Professors Vedder and Gallaway provide a comprehensive examination of unemployment in the last century of American economic history, using a persuasive mix of Austrian theory (on money and business cycle), empirical methods, and narrative history. They show that government can produce all the unemployment it desires by intervening in the ability of the market to adjust wage rates according to prevailing economic conditions.
Why is this important? Unemployment is used to justify ever bigger government programs—-from national industrial policies to high military expenditures to a return to New Deal-type "make work" projects. Increases in unemployment are a predictable source of public disgruntlement with economic affairs, and a precipitating trigger of ever more government involvement.
Amassing a huge amount of data, and examining the full range of existing literature and research, the authors target Keynesian fiscal demand-management and show that such policies as minimum wages, labor controls, unemployment compensation, and welfare have played significant roles in generating joblessness. They further show that the policies of both President Hoover and President Roosevelt prolonged and exacerbated unemployment during the Great Depression.

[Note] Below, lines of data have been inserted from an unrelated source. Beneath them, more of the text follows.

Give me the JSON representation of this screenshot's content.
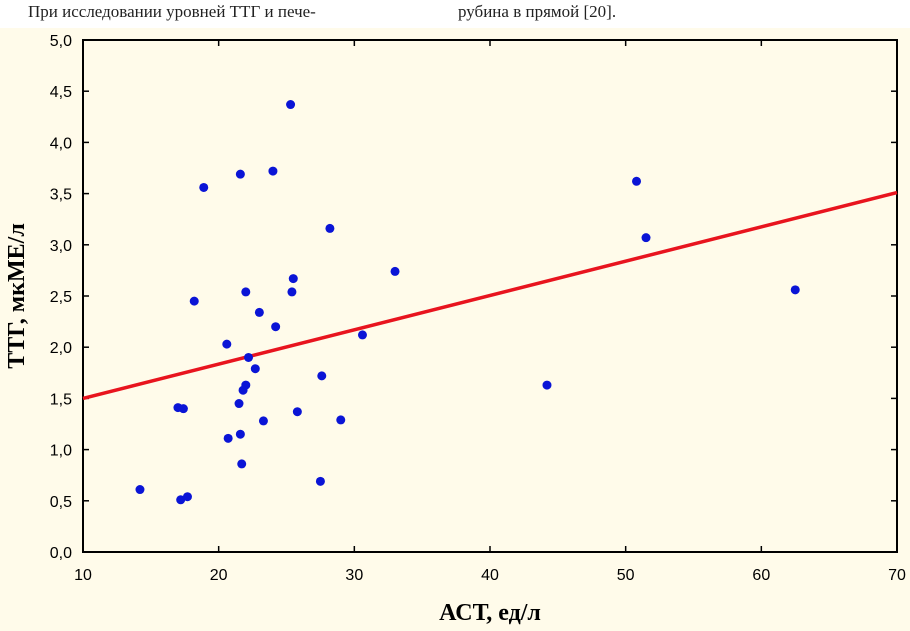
{
  "page": {
    "top_text_left": "При исследовании уровней ТТГ и пече-",
    "top_text_right": "рубина в прямой [20]."
  },
  "chart_data": {
    "type": "scatter",
    "xlabel": "АСТ, ед/л",
    "ylabel": "ТТГ, мкМЕ/л",
    "xlim": [
      10,
      70
    ],
    "ylim": [
      0,
      5
    ],
    "xticks": [
      10,
      20,
      30,
      40,
      50,
      60,
      70
    ],
    "yticks": [
      0,
      0.5,
      1,
      1.5,
      2,
      2.5,
      3,
      3.5,
      4,
      4.5,
      5
    ],
    "xtick_labels": [
      "10",
      "20",
      "30",
      "40",
      "50",
      "60",
      "70"
    ],
    "ytick_labels": [
      "0,0",
      "0,5",
      "1,0",
      "1,5",
      "2,0",
      "2,5",
      "3,0",
      "3,5",
      "4,0",
      "4,5",
      "5,0"
    ],
    "grid": false,
    "point_color": "#0a14d6",
    "line_color": "#e8141e",
    "background_color": "#fffbea",
    "series": [
      {
        "x": [
          14.2,
          17.0,
          17.2,
          17.4,
          17.7,
          18.2,
          18.9,
          20.6,
          20.7,
          21.5,
          21.6,
          21.6,
          21.7,
          21.8,
          22.0,
          22.0,
          22.2,
          22.7,
          23.0,
          23.3,
          24.0,
          24.2,
          25.3,
          25.4,
          25.5,
          25.8,
          27.5,
          27.6,
          28.2,
          29.0,
          30.6,
          33.0,
          44.2,
          50.8,
          51.5,
          62.5
        ],
        "y": [
          0.61,
          1.41,
          0.51,
          1.4,
          0.54,
          2.45,
          3.56,
          2.03,
          1.11,
          1.45,
          1.15,
          3.69,
          0.86,
          1.58,
          1.63,
          2.54,
          1.9,
          1.79,
          2.34,
          1.28,
          3.72,
          2.2,
          4.37,
          2.54,
          2.67,
          1.37,
          0.69,
          1.72,
          3.16,
          1.29,
          2.12,
          2.74,
          1.63,
          3.62,
          3.07,
          2.56
        ]
      }
    ],
    "regression_line": {
      "x": [
        10,
        70
      ],
      "y": [
        1.5,
        3.51
      ]
    }
  }
}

"Not only has the state aggravated the problem of unemployment for Americans, it has done so differentially. The biggest losers from state intervention have been the very people that advocates of activism have claimed need the most help, namely nonwhites, women, and unskilled and inexperienced youths. The strong, skilled, and comparatively affluent have managed to adjust to state intervention, although not without cost. The burden of the welfare state has fallen inordinately on those it was supposed to benefit the most."
This 400-page book is a seminal contribution to Austrian literature that didn't receive nearly enough attention when it was published in 1993--and deserves far more attention today, not only from Austrians and people intersted in free-market thought but from anyone who is prepared to completely rethink the subjects of unemployment and business cycles.
The quality and rigor of the research makes it suitable for graduate study or individual research. But it is also well written enough to make a great read for anyone interested in the relationship between economics and human well being.